Multiple sclerosis (MS): Cholesterol crystals prevent regeneration in the central nervous system

Lipid metabolism controls regeneration in the central nervous system.

Multiple sclerosis: Cholesterol crystals prevent regeneration in the central nervous system
Together with his team Prof. Mikael Simons researches the formation and removal of the myelin sheathes which surround nerve fibers and which are destroyed in Multiple Sclerosis. (Photo: A. Eckert / TUM)

Multiple Sclerosis (MS) is an interminable provocative disease of the central nervous system, in which the body’s own immune cells assault the greasy, protecting myelin sheath encompassing nerve strands. The recovery of in-place myelin sheaths is vital for patients to recoup from MS relapses. In any case, the body’s capacity to recover myelin diminishes with age.

Scientists the Technical University of Munich (TUM) has now a possible explanation: Fat derived from myelin, which is not carried away rapidly enough by phagocytes can trigger chronic inflammation that in turn impedes regeneration. Moreover, in a moment distribution, Simons’ group depicts the revelation of novel cell write, which seems just when a myelin sheath is being made.

The myelin sheath assumes a conclusive part in the capacity of the focal sensory system: it is a particular film enhanced in lipids, which protects nerve strands with the goal that electrical signs can be passed on rapidly and effectively. In MS, there is a multifocal immune system assault against the myelin sheath in the focal sensory system, which causes neurological shortages, for example, loss of engine work. Recovery of myelin is conceivable, however, in MS it is insufficient.

One reason is probably incessant irritation happening in the sores. A group drove by TUM Molecular Neurobiology teacher Mikael Simons has now found that after the annihilation of myelin crystalline cholesterol can trigger constant irritation which anticipates recovery, comparable to in arteriosclerosis.

Prof. Simons said, “Myelin contains a very high amount of cholesterol. When myelin is destroyed, the cholesterol released has to be removed from the tissue. This is performed by microglia and macrophages, also referred to as phagocytes. They take up the damaged myelin, digest it and transport the non-digestible remainder, such as cholesterol, out of the cell by transport molecules.”

“However, if too much cholesterol accumulates in the cell, cholesterol can form needle-shaped crystals, which cause damage the cell. Using a mouse model, Simons and his team showed the devastating impact of the crystalline cholesterol: It activates the so-called inflammasome in phagocytes, which results in the release of inflammatory mediators, attracting even more immune cells. Very similar problems occur in arteriosclerosis, however not in the brain tissue, but in blood vessels.”

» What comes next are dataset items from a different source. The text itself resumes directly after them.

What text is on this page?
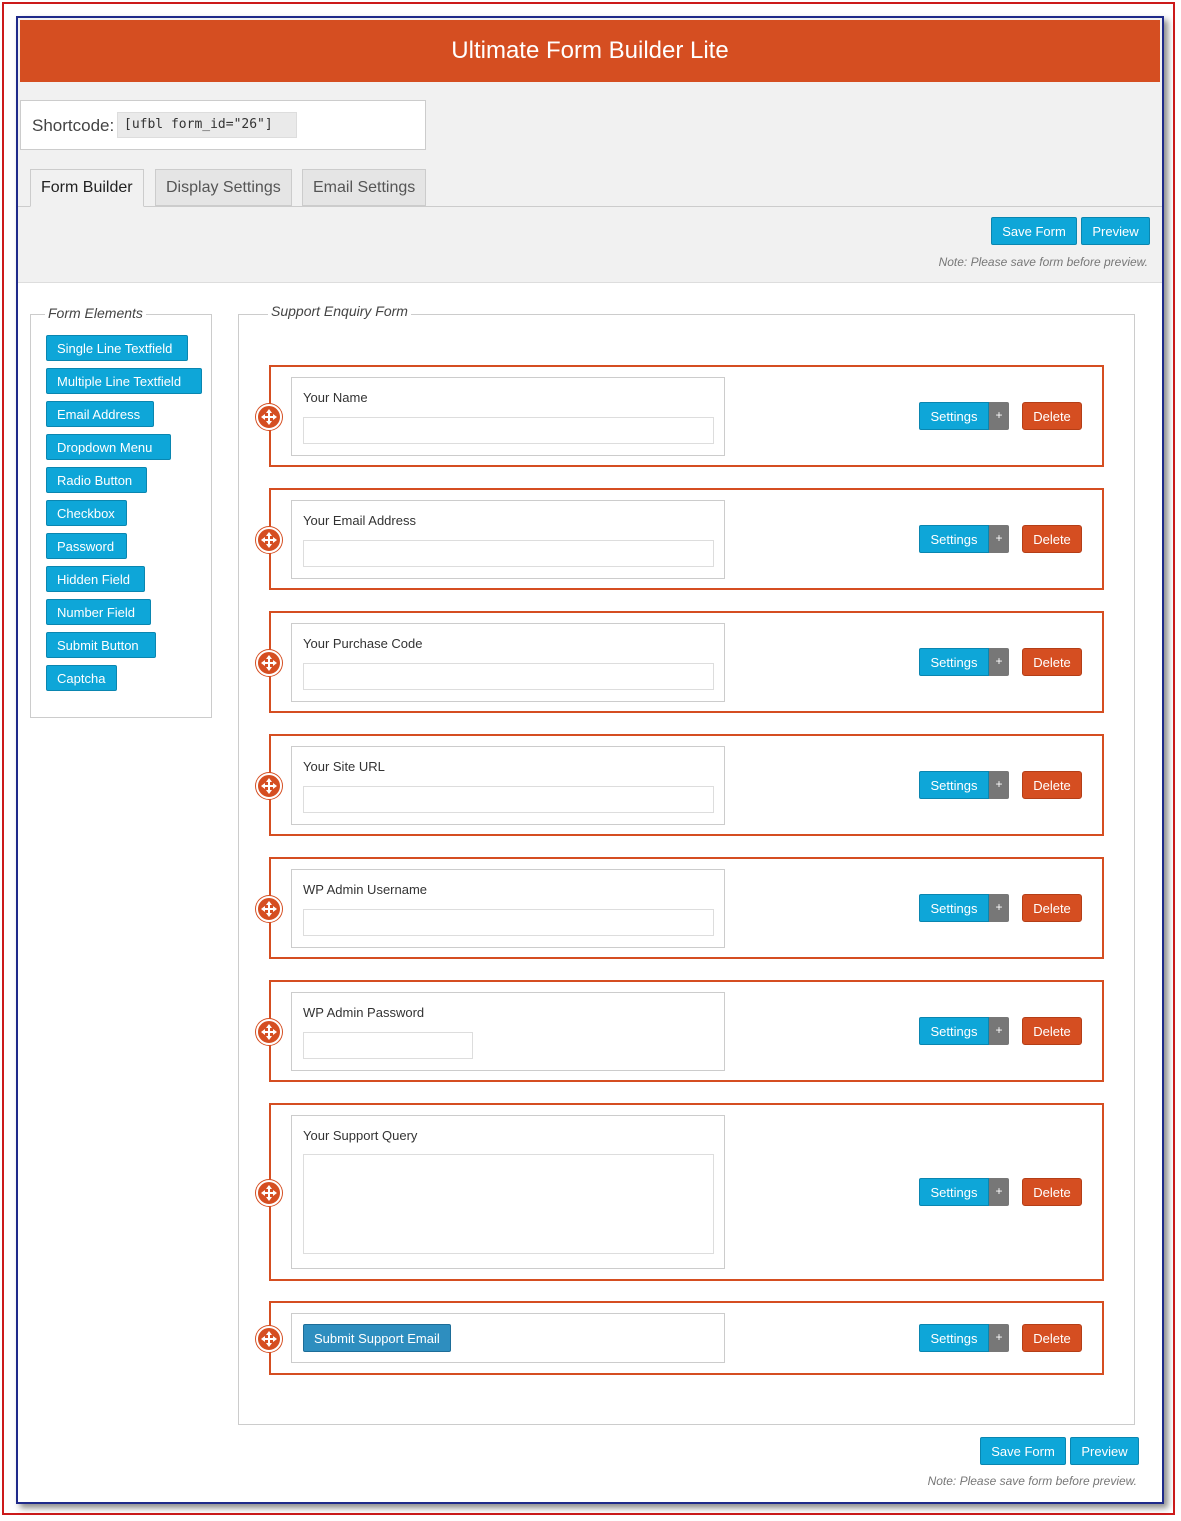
Ultimate Form Builder Lite
Shortcode: [ufbl form_id="26"]
Form Builder	Display Settings	Email Settings
Save Form	Preview
Note: Please save form before preview.
Form Elements	Support Enquiry Form
Save Form	Preview
Note: Please save form before preview.
Single Line Textfield
Multiple Line Textfield
Email Address
Dropdown Menu
Radio Button
Checkbox
Password
Hidden Field
Number Field
Submit Button
Captcha
Your Name
Settings	+	Delete
Your Email Address
Settings	+	Delete
Your Purchase Code
Settings	+	Delete
Your Site URL
Settings	+	Delete
WP Admin Username
Settings	+	Delete
WP Admin Password
Settings	+	Delete
Your Support Query
Settings	+	Delete
Submit Support Email	Settings	+	Delete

How well the microglia and macrophages did their activity was at last additionally subject to the age of the creature: the more established the creature, the less powerful was the leeway of cholesterol and the more grounded the perpetual irritations.

“When we treated the creatures with a pharmaceutical that encourages the vehicle of cholesterol out of the cells, aggravation diminished and myelin was recovered,” says Mikael Simons. Next, he and his group need to research whether this system can be utilized restoratively to advance recovery in MS.

Through this study, scientists have discovered a novel oligodendroglial cell type. Oligodendrocytes are specialized glial cells that are responsible for myelination in the central nervous system.

Mikael Simons said, “We believe that the BCAS1-positive oligodendrocytes that we discovered represent an intermediate stage in the development of myelin-forming cells. In humans, they can only be identified for a relatively short period of time, exactly then when myelin is actually being formed.”

“In the human brain, for example, they are found in newborns, which generate myelin at a high rate. In adults, these cells disappear, but they can be re-formed when myelin has been damaged and needs to be regenerated.”

“We hope that the BCAS1 positive cells will help us to identify new regenerative medicines. We can now rapidly screen for drugs that promote the formation of these cells, he adds. Furthermore, they could be used to get a better understanding of exactly when and how myelin is created during the course of a human life.”

The study is now published a possible explanation in the journal “Science”.